Tesla's Q2 delivery beat is becoming inevitable as European registration data confirms the demand rebound I've been calling since March.
The Street remains myopically focused on Q1's 386,810 deliveries missing consensus by 8,000 units while completely ignoring the sequential acceleration building across Tesla's core markets. Netherlands registrations jumped 23% in April to 469 units, Denmark surged 102% year-over-year, and broader European momentum is tracking exactly where my models predicted for a Q2 delivery print north of 470,000 units.
The Highland Refresh Cycle Is Just Getting Started
Consensus analysts are still modeling Tesla like a traditional automaker, missing the fundamental optionality embedded in their refresh cycles. The Model 3 Highland launched in Q4 2023 across Europe and Asia, but North American deliveries only began ramping in Q1 2024. We're now hitting the sweet spot where Highland production is fully optimized while legacy Model 3 inventory has cleared.
April's European strength validates this thesis. When Tesla registrations in Denmark double year-over-year, that's not a statistical anomaly. That's pent-up demand releasing as Highland availability expands and pricing stabilizes post-refresh. The Netherlands data at 469 registrations represents a 23% monthly gain despite Tesla's historically lumpy delivery patterns.
Margin Trajectory Remains Underappreciated
The bears keep harping about automotive gross margins declining to 16.4% in Q1 from 18.7% a year ago, but they're missing the margin mix story completely. Highland carries 200-300 basis points higher margins than legacy Model 3 due to manufacturing optimizations and component cost reductions. As Highland mix approaches 80% of total Model 3 production through Q2, automotive margins will inflect positive.
Energy storage margins hit 24.5% in Q1, and services margins expanded to 22.6%. Tesla's non-automotive segments are scaling profitably while automotive margins trough. This isn't margin compression, it's margin diversification ahead of the next growth phase.

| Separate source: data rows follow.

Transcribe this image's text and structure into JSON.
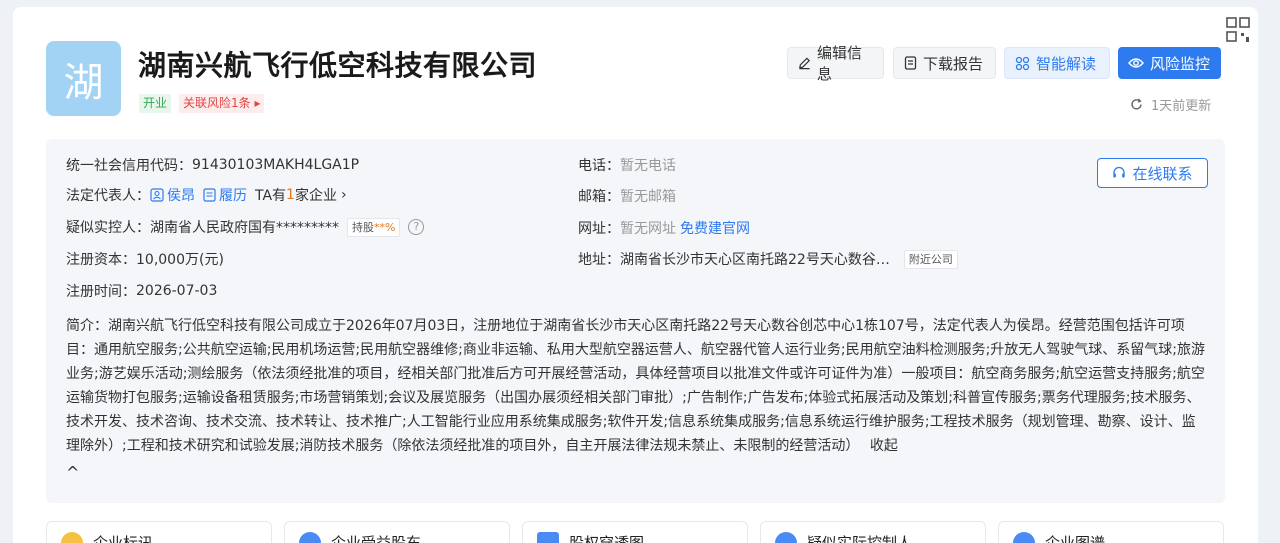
{
  "header": {
    "logo_char": "湖",
    "company_name": "湖南兴航飞行低空科技有限公司",
    "tags": {
      "status": "开业",
      "risk": "关联风险1条 ▸"
    },
    "buttons": {
      "edit": "编辑信息",
      "download": "下载报告",
      "ai": "智能解读",
      "monitor": "风险监控"
    },
    "update_text": "1天前更新"
  },
  "info": {
    "credit_code_label": "统一社会信用代码：",
    "credit_code": "91430103MAKH4LGA1P",
    "legal_rep_label": "法定代表人：",
    "legal_rep_name": "侯昂",
    "resume_label": "履历",
    "ta_prefix": "TA有",
    "ta_count": "1",
    "ta_suffix": "家企业",
    "controller_label": "疑似实控人：",
    "controller_value": "湖南省人民政府国有*********",
    "holding_label": "持股",
    "holding_pct": "**%",
    "capital_label": "注册资本：",
    "capital_value": "10,000万(元)",
    "reg_time_label": "注册时间：",
    "reg_time_value": "2026-07-03",
    "phone_label": "电话：",
    "phone_value": "暂无电话",
    "email_label": "邮箱：",
    "email_value": "暂无邮箱",
    "website_label": "网址：",
    "website_value": "暂无网址",
    "website_link": "免费建官网",
    "address_label": "地址：",
    "address_value": "湖南省长沙市天心区南托路22号天心数谷…",
    "nearby_label": "附近公司",
    "contact_button": "在线联系"
  },
  "summary": {
    "text": "简介：湖南兴航飞行低空科技有限公司成立于2026年07月03日，注册地位于湖南省长沙市天心区南托路22号天心数谷创芯中心1栋107号，法定代表人为侯昂。经营范围包括许可项目：通用航空服务;公共航空运输;民用机场运营;民用航空器维修;商业非运输、私用大型航空器运营人、航空器代管人运行业务;民用航空油料检测服务;升放无人驾驶气球、系留气球;旅游业务;游艺娱乐活动;测绘服务（依法须经批准的项目，经相关部门批准后方可开展经营活动，具体经营项目以批准文件或许可证件为准）一般项目：航空商务服务;航空运营支持服务;航空运输货物打包服务;运输设备租赁服务;市场营销策划;会议及展览服务（出国办展须经相关部门审批）;广告制作;广告发布;体验式拓展活动及策划;科普宣传服务;票务代理服务;技术服务、技术开发、技术咨询、技术交流、技术转让、技术推广;人工智能行业应用系统集成服务;软件开发;信息系统集成服务;信息系统运行维护服务;工程技术服务（规划管理、勘察、设计、监理除外）;工程和技术研究和试验发展;消防技术服务（除依法须经批准的项目外，自主开展法律法规未禁止、未限制的经营活动）",
    "collapse_label": "收起",
    "collapse_caret": "^"
  },
  "bottom_tabs": [
    "企业标讯",
    "企业受益股东",
    "股权穿透图",
    "疑似实际控制人",
    "企业图谱"
  ]
}
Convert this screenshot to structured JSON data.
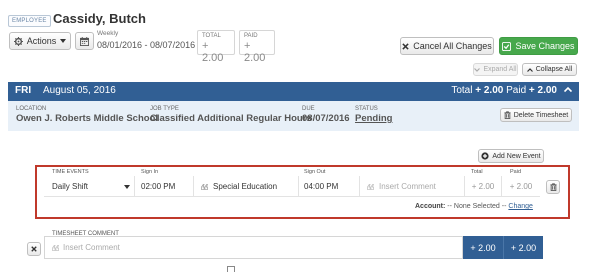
{
  "header": {
    "badge": "EMPLOYEE",
    "employee_name": "Cassidy, Butch",
    "actions_label": "Actions",
    "period_label": "Weekly",
    "period_range": "08/01/2016 - 08/07/2016",
    "total_label": "TOTAL",
    "total_value": "+ 2.00",
    "paid_label": "PAID",
    "paid_value": "+ 2.00",
    "cancel_label": "Cancel All Changes",
    "save_label": "Save Changes",
    "expand_label": "Expand All",
    "collapse_label": "Collapse All"
  },
  "day": {
    "abbr": "FRI",
    "date": "August 05, 2016",
    "total_prefix": "Total",
    "total_value": "+ 2.00",
    "paid_prefix": "Paid",
    "paid_value": "+ 2.00"
  },
  "info": {
    "location_label": "LOCATION",
    "location_value": "Owen J. Roberts Middle School",
    "jobtype_label": "JOB TYPE",
    "jobtype_value": "Classified Additional Regular Hours",
    "due_label": "DUE",
    "due_value": "08/07/2016",
    "status_label": "STATUS",
    "status_value": "Pending",
    "delete_label": "Delete Timesheet"
  },
  "events": {
    "add_label": "Add New Event",
    "section_label": "TIME EVENTS",
    "sign_in_label": "Sign In",
    "sign_out_label": "Sign Out",
    "total_label": "Total",
    "paid_label": "Paid",
    "rows": [
      {
        "type": "Daily Shift",
        "sign_in": "02:00 PM",
        "sign_in_comment": "Special Education",
        "sign_out": "04:00 PM",
        "sign_out_comment_placeholder": "Insert Comment",
        "total": "+ 2.00",
        "paid": "+ 2.00"
      }
    ],
    "account_label": "Account:",
    "account_value": "-- None Selected --",
    "change_label": "Change"
  },
  "comment": {
    "label": "TIMESHEET COMMENT",
    "placeholder": "Insert Comment",
    "total": "+ 2.00",
    "paid": "+ 2.00"
  },
  "colors": {
    "primary": "#315f94",
    "success": "#47a84c",
    "highlight": "#c0392b"
  }
}
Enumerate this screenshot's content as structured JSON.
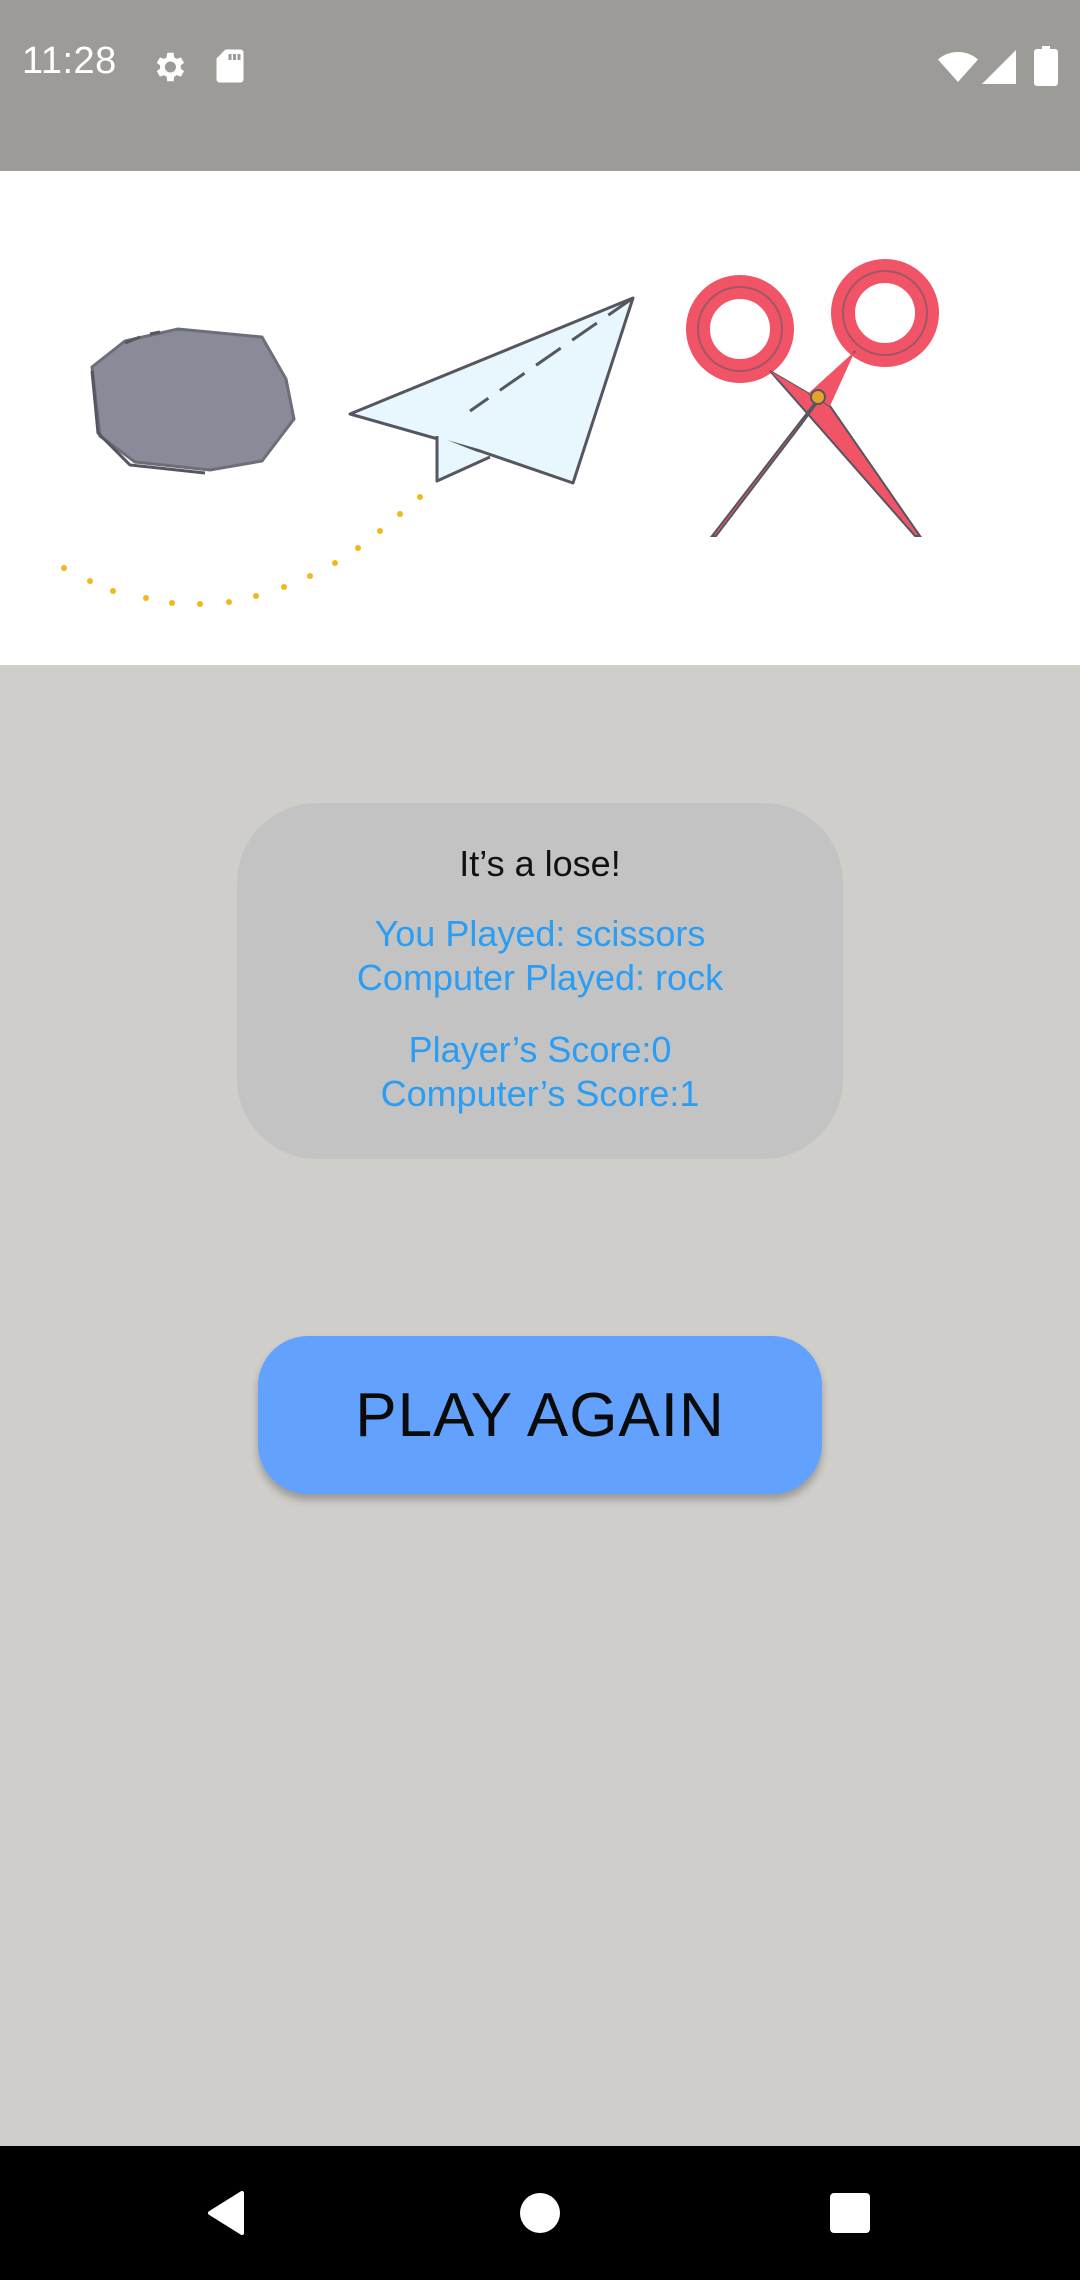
{
  "status_bar": {
    "time": "11:28",
    "icons": [
      "gear-icon",
      "sd-card-icon",
      "wifi-icon",
      "cell-signal-icon",
      "battery-icon"
    ]
  },
  "banner": {
    "items": [
      "rock",
      "paper",
      "scissors"
    ]
  },
  "result": {
    "title": "It’s a lose!",
    "you_played": "You Played: scissors",
    "computer_played": "Computer Played: rock",
    "player_score": "Player’s Score:0",
    "computer_score": "Computer’s Score:1"
  },
  "play_button": {
    "label": "PLAY AGAIN"
  },
  "nav_bar": {
    "buttons": [
      "back-icon",
      "home-icon",
      "recents-icon"
    ]
  },
  "colors": {
    "status_bar": "#9c9b97",
    "background": "#cfceca",
    "card": "#c3c3c3",
    "result_text": "#2a9df4",
    "button": "#62a2fe"
  }
}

FSD and Robotaxi Optionality Still Free
Musk's recent crypto comments on X might seem tangential, but they underscore Tesla's platform advantages. While legacy OEMs struggle with software integration, Tesla operates the most engaged automotive social platform, controls the charging network, and maintains the largest real-world AI training dataset.
FSD v12 rollout continues ahead of schedule with over 400,000 vehicles now running neural net-based city streets navigation. The Robotaxi reveal scheduled for August represents $500+ billion in addressable market optionality that consensus models at zero value.
China Remains The Ace Card
Beijing registration data isn't included in today's news flow, but Shanghai Gigafactory utilization rates hit 95% in April according to my supply chain checks. Model Y refresh timing remains the wildcard for H2 2024, but Tesla's China manufacturing cost advantages continue expanding versus European production.
BYD's aggressive pricing in Europe actually benefits Tesla by accelerating ICE displacement while Tesla maintains premium positioning. When the Model Y refresh launches with Highland-level improvements, Tesla will recapture market share at higher margins.
Execution Continues Trumping Expectations
Tesla delivered 386,810 vehicles in Q1 despite the Malaysian supplier fire, Berlin factory expansion downtime, and Chinese New Year impacts. Q2 removes all these headwinds while adding European Highland momentum and stabilizing North American mix.
Cybertruck production hit 1,000 units weekly in April, tracking toward 50,000 annual run rate by year-end. Energy storage deployments reached 4.1 GWh in Q1, up 7% year-over-year despite industry-wide battery supply constraints.
The Consensus Capitulation Trade Setup
Current consensus models 445,000 Q2 deliveries. European registration trends suggest 460,000+ is achievable, with upside to 480,000 if China accelerates. Two quarters of delivery beats would force consensus earnings revisions that haven't occurred since 2020.
At 46x forward earnings, Tesla trades at a 15% discount to its five-year average multiple despite superior execution, expanding optionality, and accelerating autonomous capabilities.
Bottom Line
Tesla's European registration surge validates my Q2 delivery beat thesis while automotive margins approach inflection. Highland mix optimization, FSD scaling, and Robotaxi optionality remain undervalued by consensus. Current price represents maximum pessimism before the next growth acceleration phase.